• dinsdag, 07 augustus 2018
  • Hiswa – uit Nieuwsbrief Hiswa – september 2018

Ongeacht of je net je eerste boot hebt, of al jaren vaart: aanmeren aan hogerwal blijft een klus… De wind blaast namelijk de boot steeds van de steiger af. Nu wordt het wel steeds iets gemakkelijker: oefening baart immers kunst! Maar het blijft een spannend moment. Wij nemen je stap voor stap mee hoe je bij aflandige wind je boot aanlegt.

Laten we beginnen bij de basis: stootwillen en lijnen! Hang in ieder geval genoeg stootwillen op aan de reling om beschadigingen te voorkomen. Hang er 1 voorop, 2 op het middenstuk en 1 bij het achterschip. Als je van tevoren niet weet aan welke zijde van de sluis je terechtkomt, bevestig dan aan beide boorden minimaal twee stootwillen. Zorg daarnaast ook dat je de lijnen van te voren klaar hebt liggen om de kikker. Houd eventueel een extra lijn en bal op dek, voor het geval dat.

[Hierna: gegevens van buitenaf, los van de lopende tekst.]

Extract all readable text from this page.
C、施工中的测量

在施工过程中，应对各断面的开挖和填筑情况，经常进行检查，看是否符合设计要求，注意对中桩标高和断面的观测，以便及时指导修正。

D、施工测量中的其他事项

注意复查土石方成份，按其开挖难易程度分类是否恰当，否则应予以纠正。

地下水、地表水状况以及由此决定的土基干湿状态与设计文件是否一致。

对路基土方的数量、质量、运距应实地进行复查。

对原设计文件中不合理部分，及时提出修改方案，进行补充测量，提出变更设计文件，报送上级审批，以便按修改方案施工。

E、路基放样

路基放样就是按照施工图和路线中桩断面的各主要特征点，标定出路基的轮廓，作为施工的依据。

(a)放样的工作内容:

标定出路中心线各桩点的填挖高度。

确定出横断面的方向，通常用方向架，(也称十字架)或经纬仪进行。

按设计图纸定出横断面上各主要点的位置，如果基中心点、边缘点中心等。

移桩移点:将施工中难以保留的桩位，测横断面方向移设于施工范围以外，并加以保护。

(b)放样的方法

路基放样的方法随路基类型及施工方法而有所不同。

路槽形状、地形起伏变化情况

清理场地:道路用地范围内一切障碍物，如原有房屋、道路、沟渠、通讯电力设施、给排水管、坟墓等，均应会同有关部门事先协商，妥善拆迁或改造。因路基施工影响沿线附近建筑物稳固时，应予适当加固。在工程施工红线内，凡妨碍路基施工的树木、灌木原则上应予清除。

Belangrijk is dat de eerste lijn die je bevestigd, strak blijft staan tot de andere lijnen zijn gelegd. Als je dit namelijk niet doet, drijft je boot weer verder van de steiger en kan je eigenlijk weer opnieuw beginnen.

In onderstaande manieren, gaan we er van uit dat er aan boord een stuurman en minstens één bemanningslid is.

Voorwaarts aanmeren aan hogerwal

Als de wind hard van de wal afwaait, of de stroom langs de wal staat en van voren inkomt, is het slim om eerst de punt vast te maken omdat de punt bij aflandige wind het moeilijkst in bedwang te houden is. De kont daarentegen kan je ‘volledig’ in bedwang houden met het roer en de schroef. Ga als volgt te werk:

1. Vaar onder een hoek van ongeveer 45 graden naar de kade en leg een voorspring aan.
2. De stuurman geeft vervolgens voorzichtig gas vooruit, zodat de voorspring op spanning komt te staan
3. Stuur zo het achterschip richting de kade. Een bemanningslid houdt ondertussen in de gaten of de stootwillen nog goed hangen.
4. Als het achterschip vlakbij is, kan de lijn achter vastgemaakt worden.

Aanmeren hogerwal tips

Achterwaarts afmeren aan hogerwal

Het voordeel van achterwaarts aanmeren is dat er weinig ruimte nodig is en dat het relatief rustig gedaan kan worden, zonder gehaaste acties. Deze methode is erg geschikt als de wind (of de stroom) schuin van de wal af staat / van achter komt. De punt kan je dan namelijk vrij voor je uit laten gaan en hoeft je niet tot nauwelijks in bedwang te houden. Let wel op dat achterwaarts aanmeren in principe handiger is als je geen bijboot achter de boot hebt hangen. Ga als volgt te werk:

1. Zorg dat je een stootwil op de kont heb hangen.
2. Vaar achterwaarts naar de wal.
3. Breng de landvast achter aan en breng de lijn op spanning door langzaam vooruit te varen.
4. Zet het roer zo dat de voorkant van het schip naar de wal zal varen. Wanneer het schip parallel aan de wal ligt, kan het roer recht worden gezet. Het schip zal langzaam de wal naderen.

Aanmeren hogerwal

Wegvaren van hogerwal

Afvaren bij hoger wal is een stuk makkelijker dan aanmeren bij hoger wal. Je waait immers vanzelf van de kant weg. Maar ondanks dat een groot deel vanzelf gaat, is het wel belangrijk dat je het gecontroleerd doet. Wanneer er een harde wind staat kan het schip namelijk sneller dan je denkt van de wal verlijeren. Probeer dan ook zoveel mogelijk vanaf de boot zelf te handelen, om te voorkomen dat bijvoorbeeld een bemanningslid nog op de wal staat of er opeens een andere boot langs vaart.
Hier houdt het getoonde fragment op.